A greve da última semana foi a primeira na CPTM desde 2015. Ao longo desse período, os ferroviários enfrentaram uma deterioração significativa das condições de trabalho, com uma redução no número de empregos e perdas de direitos e benefícios que as gerações anteriores haviam adquirido. Esse processo foi facilitado pelos sindicatos, que abafaram a insatisfação dos trabalhadores, enquanto avançava o processo de privatização.

“Desde a posse do governador João Dória e a mudança da presidência da empresa, hoje sobre a gestão de Pedro Moro, é perceptível a intenção de privatização da empresa”, relatou o ferroviário. “Notava-se em 2018 a necessidade de contratação de mais profissionais, o que não ocorreu e deixava claro o que estava por vir.

“No processo de privatização das linhas 8 e 9 não houve combate, por parte dos sindicatos, à flagrante ameaça aos empregos dos funcionários. Grande parte dos funcionários era contrária à privatização e estava disposta a lutar contra, exercendo inclusive seu direito de greve, pauta que nunca foi levantada por qualquer dos sindicatos.”

O trabalhador da CPTM denunciou o esforço dos sindicatos em manter os ferroviários isolados em relação a outros setores da classe trabalhadora e o bloqueio de qualquer iniciativa de luta durante a pandemia.

“Há um distanciamento gigantesco entre os sindicatos e os trabalhadores. Parte dos funcionários já queria a greve quando a empresa conseguiu reverter a decisão judicial e colocou em risco a vida dos funcionários com comorbidades. Os sindicatos foram acionados pelos metroviários anteriormente para fazerem uma greve conjunta, porém declinaram.”

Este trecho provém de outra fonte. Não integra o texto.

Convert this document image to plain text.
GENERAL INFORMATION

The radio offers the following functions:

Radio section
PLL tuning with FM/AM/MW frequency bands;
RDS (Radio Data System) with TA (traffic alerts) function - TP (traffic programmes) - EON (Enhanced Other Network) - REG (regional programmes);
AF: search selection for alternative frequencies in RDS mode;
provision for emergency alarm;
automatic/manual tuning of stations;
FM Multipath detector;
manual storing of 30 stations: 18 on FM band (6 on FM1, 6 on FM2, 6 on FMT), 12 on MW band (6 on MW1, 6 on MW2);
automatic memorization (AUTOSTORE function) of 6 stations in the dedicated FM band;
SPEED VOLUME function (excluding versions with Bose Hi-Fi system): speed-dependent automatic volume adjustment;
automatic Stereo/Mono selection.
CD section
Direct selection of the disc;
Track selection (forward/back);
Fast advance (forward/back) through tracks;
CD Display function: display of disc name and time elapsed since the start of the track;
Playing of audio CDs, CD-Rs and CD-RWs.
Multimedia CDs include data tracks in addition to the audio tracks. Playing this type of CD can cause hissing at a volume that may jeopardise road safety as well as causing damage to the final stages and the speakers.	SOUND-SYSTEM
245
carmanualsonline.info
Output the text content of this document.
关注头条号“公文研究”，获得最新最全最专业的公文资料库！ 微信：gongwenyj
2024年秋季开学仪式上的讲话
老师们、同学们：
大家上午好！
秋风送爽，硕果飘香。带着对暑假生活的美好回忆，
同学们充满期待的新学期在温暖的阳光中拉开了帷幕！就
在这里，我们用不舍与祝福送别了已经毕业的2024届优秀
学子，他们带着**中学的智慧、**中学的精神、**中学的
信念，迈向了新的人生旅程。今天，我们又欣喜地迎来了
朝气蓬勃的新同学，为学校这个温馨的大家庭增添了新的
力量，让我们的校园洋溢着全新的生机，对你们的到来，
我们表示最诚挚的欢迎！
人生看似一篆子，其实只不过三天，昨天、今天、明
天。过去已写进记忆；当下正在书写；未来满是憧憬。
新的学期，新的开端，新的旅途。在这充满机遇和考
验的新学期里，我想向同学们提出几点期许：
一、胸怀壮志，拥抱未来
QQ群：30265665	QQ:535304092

Os sindicatos também atuam para um isolamento entre os próprios ferroviários da CPTM. Quatro sindicatos afirmam representar a categoria, cada um reivindicando a posse de um conjunto de linhas. A greve do dia 15 foi convocada por três deles – ligados à central sindical UGT (União Geral dos Trabalhadores) –, enquanto o outro sindicato – ligado à CUT – convocou uma greve para o dia 20.

Enquanto a greve da UGT foi decidida em assembleias mal divulgadas, quase sem nenhuma presença de ferroviários, a greve da CUT foi aprovada a partir de listas deixadas nas estações. Essa forma de votação gera desconfiança entre os trabalhadores e pode impedi-los de aderir por causa da exposição a possíveis retaliações das chefias.

O controle burocrático dos sindicatos sobre a organização da greve também impediu que os trabalhadores ferroviários fizessem um apelo ao restante da população trabalhadora dependente do transporte público, que sofre os mesmos ataques a seus padrões de vida e as mesmas condições inseguras sob a pandemia.

Durante a greve, ocorreram situações espontâneas de solidariedade, como na estação Grajaú, no extremo sul da cidade, onde os moradores somaram-se ao movimento dos ferroviários bloqueando avenidas em protesto contra o alto preço das passagens.

Mas houve também situações de conflito, que foram amplamente exploradas pela imprensa burguesa com a intenção de colocar a população contra a greve. Na estação Francisco Morato, na periferia da região metropolitana de São Paulo, passageiros tentaram forçar a abertura dos portões e foram brutalmente reprimidos pela Polícia Militar, que atirou bombas de gás lacrimogêneo e balas de borracha. Uma mulher foi atingida no rosto e perdeu a visão de um dos olhos.

Diante dessas pressões e das divisões que promoveram, os sindicatos conseguiram encerrar a greve no fim do dia, apenas com a promessa de pagamento da participação nos resultados, mas nada em relação ao reajuste dos salários.

A greve na CPTM, assim como as recentes greves nas linhas de metrô e de ônibus das capitais brasileiras, que atingem diretamente o deslocamento de setores amplos de trabalhadores, demonstrou a necessidade e o potencial de uma ação consciente e unificada da classe trabalhadora.

Essa tarefa, no entanto, não pode ser cumprida através dos sindicatos, cuja existência e interesses estão diretamente ligados aos dos patrões e se chocam frontalmente com as necessidades dos trabalhadores. Os ferroviários precisam tomar o controle da luta em suas próprias mãos. Eles devem organizar comitês de base independentes e apelar aos seus irmãos e irmãs de classe no Brasil e internacionalmente, aderindo à Aliança Internacional Operária de Comitês de Base (AIO-CB).